Johnson & Johnson Lands $115 Million to Speed Up Development of Ebola Vaccine

Published: Jan 19, 2015

Johnson & Johnson Lands $115 Million to Speed Up Development of Ebola Vaccine
January 16, 2015
By Jessica Wilson, BioSpace.com Breaking News Staff

Johnson & Johnson today announced the formation of consortium with global research institutions, non-governmental organizations and Janssen Pharmaceuticals to accelerate the development of its Ebola vaccine, which is currently being tested in Phase I clinical trials. Europe’s Innovative Medicines Initiative (IMI) plans to award these projects grants worth more than €100 million ($115 million) to facilitate the vaccine development, J&J said in a statement.

The funds will support four projects, three of which will accelerate Phase I, II and III trials of the vaccine, as well as the scaling-up of production of the vaccine. The fourth project, “will investigate innovative ways and technology to raise awareness and acceptance of vaccination campaigns,” said J&J.

The grant agreements have not been finalized, but when they have been signed, information on all the projects, including budget details, will be published.

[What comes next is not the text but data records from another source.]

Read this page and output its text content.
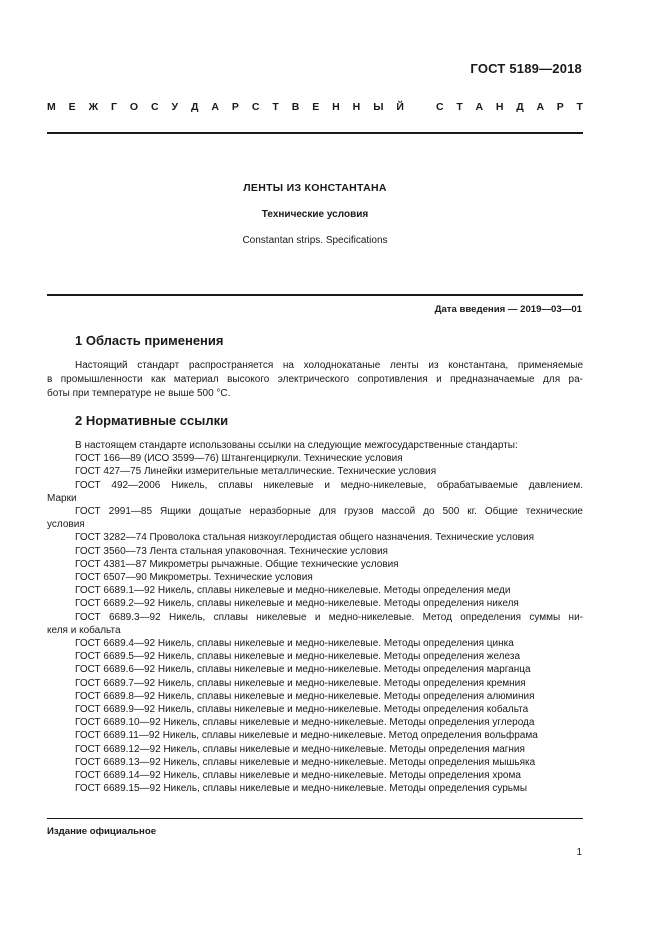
ГОСТ 5189—2018
М Е Ж Г О С У Д А Р С Т В Е Н Н Ы Й	С Т А Н Д А Р Т
ЛЕНТЫ ИЗ КОНСТАНТАНА
Технические условия
Constantan strips. Specifications
Дата введения — 2019—03—01
1 Область применения
Настоящий стандарт распространяется на холоднокатаные ленты из константана, применяемые
в промышленности как материал высокого электрического сопротивления и предназначаемые для ра-
боты при температуре не выше 500 °С.
2 Нормативные ссылки
В настоящем стандарте использованы ссылки на следующие межгосударственные стандарты:
ГОСТ 166—89 (ИСО 3599—76) Штангенциркули. Технические условия
ГОСТ 427—75 Линейки измерительные металлические. Технические условия
ГОСТ 492—2006 Никель, сплавы никелевые и медно-никелевые, обрабатываемые давлением.
Марки
ГОСТ 2991—85 Ящики дощатые неразборные для грузов массой до 500 кг. Общие технические
условия
ГОСТ 3282—74 Проволока стальная низкоуглеродистая общего назначения. Технические условия
ГОСТ 3560—73 Лента стальная упаковочная. Технические условия
ГОСТ 4381—87 Микрометры рычажные. Общие технические условия
ГОСТ 6507—90 Микрометры. Технические условия
ГОСТ 6689.1—92 Никель, сплавы никелевые и медно-никелевые. Методы определения меди
ГОСТ 6689.2—92 Никель, сплавы никелевые и медно-никелевые. Методы определения никеля
ГОСТ 6689.3—92 Никель, сплавы никелевые и медно-никелевые. Метод определения суммы ни-
келя и кобальта
ГОСТ 6689.4—92 Никель, сплавы никелевые и медно-никелевые. Методы определения цинка
ГОСТ 6689.5—92 Никель, сплавы никелевые и медно-никелевые. Методы определения железа
ГОСТ 6689.6—92 Никель, сплавы никелевые и медно-никелевые. Методы определения марганца
ГОСТ 6689.7—92 Никель, сплавы никелевые и медно-никелевые. Методы определения кремния
ГОСТ 6689.8—92 Никель, сплавы никелевые и медно-никелевые. Методы определения алюминия
ГОСТ 6689.9—92 Никель, сплавы никелевые и медно-никелевые. Методы определения кобальта
ГОСТ 6689.10—92 Никель, сплавы никелевые и медно-никелевые. Методы определения углерода
ГОСТ 6689.11—92 Никель, сплавы никелевые и медно-никелевые. Метод определения вольфрама
ГОСТ 6689.12—92 Никель, сплавы никелевые и медно-никелевые. Методы определения магния
ГОСТ 6689.13—92 Никель, сплавы никелевые и медно-никелевые. Методы определения мышьяка
ГОСТ 6689.14—92 Никель, сплавы никелевые и медно-никелевые. Методы определения хрома
ГОСТ 6689.15—92 Никель, сплавы никелевые и медно-никелевые. Методы определения сурьмы
Издание официальное
1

Andrew Pollard and Matthew Snape, who are leading the Phase I and II Ebola vaccine trials at the University of Oxford for IMI, said “the initial testing of vaccines for Ebola is already underway at the university with an astonishing response from the public to volunteer for the trials, to provide the earliest possible information to guide further studies of a prime boost vaccine, that if approved, may help control the Ebola outbreak in West Africa.”

J&J’s vaccine candidate is now the third Ebola vaccine currently being tested on humans, joining a group that includes the Merck-NewLink vaccine and the GlaxoSmithKline vaccine, reported BioSpace in an earlier article. Pollard and Snape referred to J&J’s vaccine candidate as a “prime boost vaccine” because the therapy consists of two separate injections. Volunteers are first given a dose to “prime the immune system, and then a boost intended to enhance the immune response over time,” according to J&J. This regimen differs significantly from the Merck-NewLink and GlaxoSmithKline Ebola vaccine candidates, both of which entered human testing before J&J’s vaccine candidate.

“The fact that there are at least three Ebola vaccines entering these early safety trials is good news,” Snape was quoted as saying by the BBC. “The more vaccines and more manufacturers there are working on this, the better.”

“In the face of the global challenge of Ebola, bringing together the expertise and capabilities of the pharmaceutical industry, academic centers and NGOs will be critical to help solve this crisis,” said Paul Stoffels, chief scientific officer and worldwide chairman of pharmaceuticals at J&J. “The European Commission’s support through IMI bolsters collaboration that should significantly accelerate efforts to help address this humanitarian crisis.”

Organizations joining Janssen include London School of Hygiene and Tropical Medicine and University of Oxford, France’s Institut National de la Sante et de la Recherche Medicale (INSERM) and La Centre Muraz, Denmark’s Bavarian Nordic A/S, Germany’s Vibalogics, World Vision of Ireland, and U.S.-based Grameen Foundation.